Of course, the policy of accepting settlements without any admissions serves various narrow interests of the parties. In this case, for example, Citigroup was able, without admitting anything, to negotiate a settlement that (a) charges it only with negligence, (b) results in a very modest penalty, (c) imposes the kind of injunctive relief that Citigroup (a recidivist) knew that the S.E.C. had not sought to enforce against any financial institution for at least the last 10 years (d) imposes relatively inexpensive prophylactic measures for the next three years. In exchange, Citigroup not only settles what it states was a broad-ranging four-year investigation by the S.E.C. of Citigroup’s mortgage-backed securities offerings, but also avoids any investors’ relying in any respect on the S.E.C. Consent Judgment in seeking return of their losses. If the allegations of the Complaint are true, this is a very good deal for Citigroup; and, even if they are untrue, it is a mild and modest cost of doing business. . .
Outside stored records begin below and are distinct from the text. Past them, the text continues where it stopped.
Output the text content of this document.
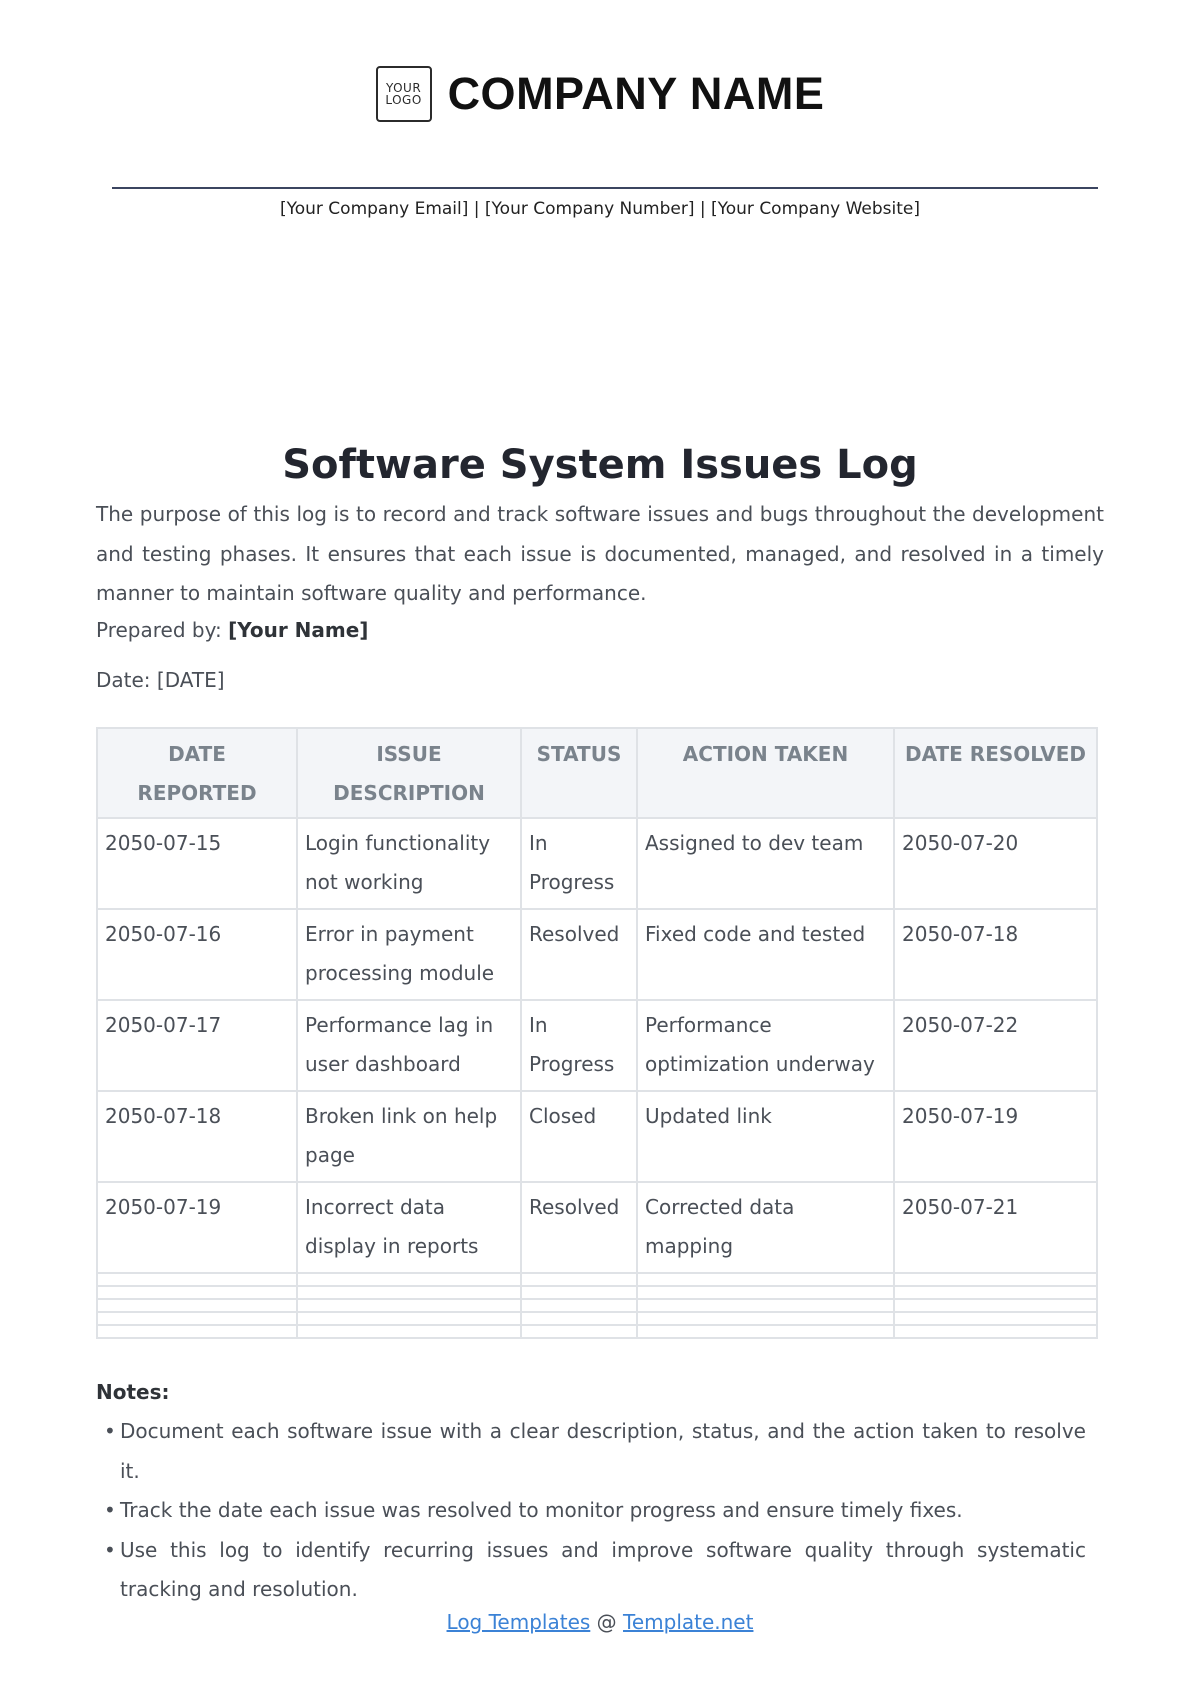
YOUR
LOGO COMPANY NAME
[Your Company Email] | [Your Company Number] | [Your Company Website]
Software System Issues Log

The purpose of this log is to record and track software issues and bugs throughout the development and testing phases. It ensures that each issue is documented, managed, and resolved in a timely manner to maintain software quality and performance.

Prepared by: [Your Name]
Date: [DATE]
DATE REPORTED	ISSUE DESCRIPTION	STATUS	ACTION TAKEN	DATE RESOLVED
2050-07-15	Login functionality not working	In Progress	Assigned to dev team	2050-07-20
2050-07-16	Error in payment processing module	Resolved	Fixed code and tested	2050-07-18
2050-07-17	Performance lag in user dashboard	In Progress	Performance optimization underway	2050-07-22
2050-07-18	Broken link on help page	Closed	Updated link	2050-07-19
2050-07-19	Incorrect data display in reports	Resolved	Corrected data mapping	2050-07-21

Notes:
• Document each software issue with a clear description, status, and the action taken to resolve it.
• Track the date each issue was resolved to monitor progress and ensure timely fixes.
• Use this log to identify recurring issues and improve software quality through systematic tracking and resolution.
Log Templates @ Template.net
By the S.E.C.’s own account, Citigroup is a recidivist, and yet, in terms of deterrence, the $95 million civil penalty that the Consent Judgment proposes is pocket change to any entity as large as Citigroup. . .
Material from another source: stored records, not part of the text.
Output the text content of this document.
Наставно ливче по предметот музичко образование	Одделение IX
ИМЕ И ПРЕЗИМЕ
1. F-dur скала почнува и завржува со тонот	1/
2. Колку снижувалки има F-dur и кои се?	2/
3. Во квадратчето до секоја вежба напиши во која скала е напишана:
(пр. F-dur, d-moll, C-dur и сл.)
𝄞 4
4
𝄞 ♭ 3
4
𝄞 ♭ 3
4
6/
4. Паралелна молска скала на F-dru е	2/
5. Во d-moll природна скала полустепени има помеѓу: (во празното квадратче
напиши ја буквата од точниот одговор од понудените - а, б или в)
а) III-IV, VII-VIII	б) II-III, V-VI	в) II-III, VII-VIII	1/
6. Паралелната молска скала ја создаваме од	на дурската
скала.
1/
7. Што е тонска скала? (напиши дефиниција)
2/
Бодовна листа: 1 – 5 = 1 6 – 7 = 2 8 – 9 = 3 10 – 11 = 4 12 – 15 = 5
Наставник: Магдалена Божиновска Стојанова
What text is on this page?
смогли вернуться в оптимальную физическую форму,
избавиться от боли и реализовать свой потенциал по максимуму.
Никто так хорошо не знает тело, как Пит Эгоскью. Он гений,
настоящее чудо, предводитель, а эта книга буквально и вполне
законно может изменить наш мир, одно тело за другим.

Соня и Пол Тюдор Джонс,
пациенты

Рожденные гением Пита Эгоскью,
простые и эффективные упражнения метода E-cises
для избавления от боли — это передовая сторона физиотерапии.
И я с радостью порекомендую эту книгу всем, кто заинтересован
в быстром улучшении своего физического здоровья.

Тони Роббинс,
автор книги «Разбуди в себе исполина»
Second Circuit Victory for SEC and Citi

On December 15, 2011, the SEC filed a Notice of Appeal seeking a ruling by the United States Court of Appeals for the Second Circuit that would reverse Judge Rakoff’s rejection of the proposed consent judgment and his order directing the parties to prepare for trial in July 2012. In his public comment on the appeal, SEC Enforcement Direct Robert Khuzami argued that Judge Rakoff was

incorrect in requiring an admission of facts — or a trial — as a condition of approving a proposed consent judgment, particularly where the agency provided the court with information laying out the reasoned basis for its conclusions. . .

On March 15, 2012, Khuzami and his SEC got its wish. The Second Circuit set aside Judge Rakoff’s rejection of the settlement. As I commented on the SEC’s victory in “The SEC Couldn’t Stop Madoff or Stanford But Jams Up Judge Rakoff Over Citigroup Settlement” (“ Street Sweeper” March 15, 2012):

We now find ourselves in an Alice-In-Wonderland world where the Circuit Court seems to agree that Rakoff should not be required to merely rubber stamp the SEC’s settlement but, on the other hand, the judge should defer to the SEC’s assessment that the settlement is fair. A fine enough proposition but one that seems made in a vacuum of recent history.
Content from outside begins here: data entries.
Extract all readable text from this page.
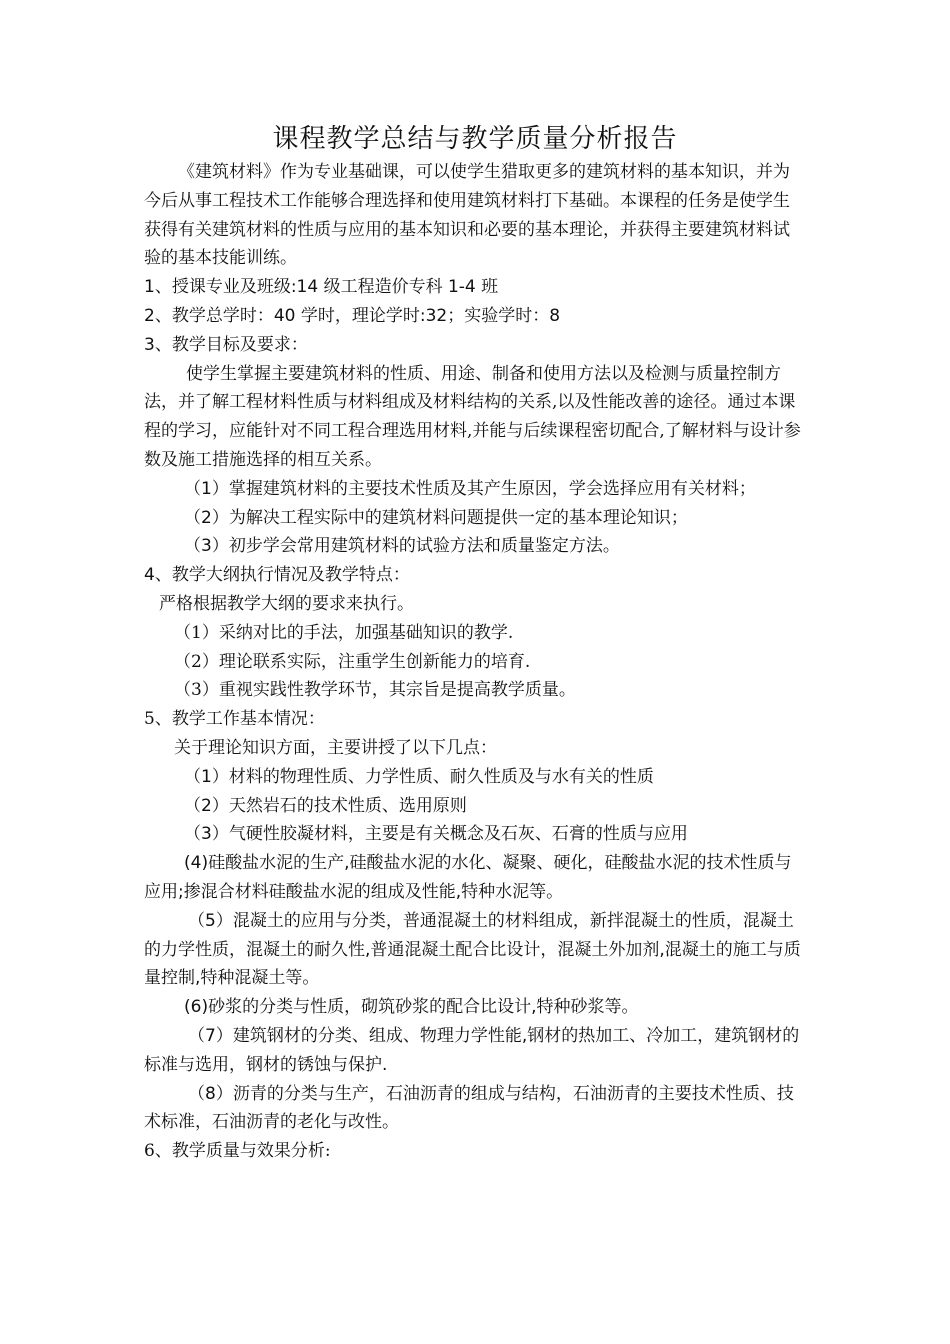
课程教学总结与教学质量分析报告

《建筑材料》作为专业基础课，可以使学生猎取更多的建筑材料的基本知识，并为今后从事工程技术工作能够合理选择和使用建筑材料打下基础。本课程的任务是使学生获得有关建筑材料的性质与应用的基本知识和必要的基本理论，并获得主要建筑材料试验的基本技能训练。

1、授课专业及班级:14 级工程造价专科 1-4 班

2、教学总学时：40 学时，理论学时:32；实验学时：8

3、教学目标及要求：

使学生掌握主要建筑材料的性质、用途、制备和使用方法以及检测与质量控制方法，并了解工程材料性质与材料组成及材料结构的关系,以及性能改善的途径。通过本课程的学习，应能针对不同工程合理选用材料,并能与后续课程密切配合,了解材料与设计参数及施工措施选择的相互关系。

（1）掌握建筑材料的主要技术性质及其产生原因，学会选择应用有关材料；

（2）为解决工程实际中的建筑材料问题提供一定的基本理论知识；

（3）初步学会常用建筑材料的试验方法和质量鉴定方法。

4、教学大纲执行情况及教学特点：

严格根据教学大纲的要求来执行。

（1）采纳对比的手法，加强基础知识的教学.

（2）理论联系实际，注重学生创新能力的培育.

（3）重视实践性教学环节，其宗旨是提高教学质量。

5、教学工作基本情况：

关于理论知识方面，主要讲授了以下几点：

（1）材料的物理性质、力学性质、耐久性质及与水有关的性质

（2）天然岩石的技术性质、选用原则

（3）气硬性胶凝材料，主要是有关概念及石灰、石膏的性质与应用

(4)硅酸盐水泥的生产,硅酸盐水泥的水化、凝聚、硬化，硅酸盐水泥的技术性质与应用;掺混合材料硅酸盐水泥的组成及性能,特种水泥等。

（5）混凝土的应用与分类，普通混凝土的材料组成，新拌混凝土的性质，混凝土的力学性质，混凝土的耐久性,普通混凝土配合比设计，混凝土外加剂,混凝土的施工与质量控制,特种混凝土等。

(6)砂浆的分类与性质，砌筑砂浆的配合比设计,特种砂浆等。

（7）建筑钢材的分类、组成、物理力学性能,钢材的热加工、冷加工，建筑钢材的标准与选用，钢材的锈蚀与保护.

（8）沥青的分类与生产，石油沥青的组成与结构，石油沥青的主要技术性质、技术标准，石油沥青的老化与改性。

6、教学质量与效果分析:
The SEC has run off these cookie-cutter settlements without admission of liability for decades. It is a bankrupt approach to regulation that partially contributed to the onset of the Great Recession and seems likely to saddle our society with a future filled with more impotent responses. If this regulatory policy is fair and effective, then why has it only left a swath of devastation in its historic path?

As noted in the commentary above, there is a chasm between how the SEC and the SDNY US Attorney’s office approach high-profile financial industry settlements. Perhaps it is a cultural issue fostered by the SEC’s civil capacity versus the US Attorney’s more typical criminal role — except in the Deutsche Bank case, the US Attorney has filed a civil fraud suit. More cynical folks would point to Wall Street’s fabled revolving door or suggest that the politics of regulation and prosecution have played some role in fashioning the differences. Submitted solely as a curio, consider this section from the Wikipedia page concerning “Robert Khuzami”:

General counsel

In 2002, Khuzami was hired by Richard H. Walker to work at Deutsche Bank in New York as Global Head of Litigation and Regulatory Investigations, where he oversaw litigation and regulatory investigations.[5] In 2004, he was promoted to serve as General Counsel for the Americas, where he supervised more than 100 lawyers. [12] From 2002 to 2004, he headed their global litigation and regulatory investigations. He stayed at the bank until 2009. Walker, who had met Khuzami at Cadwalader, Wickersham & Taft when Walker was a partner there, later recommended him for the enforcement job at the SEC,[1] a job he had once held himself.[13][14]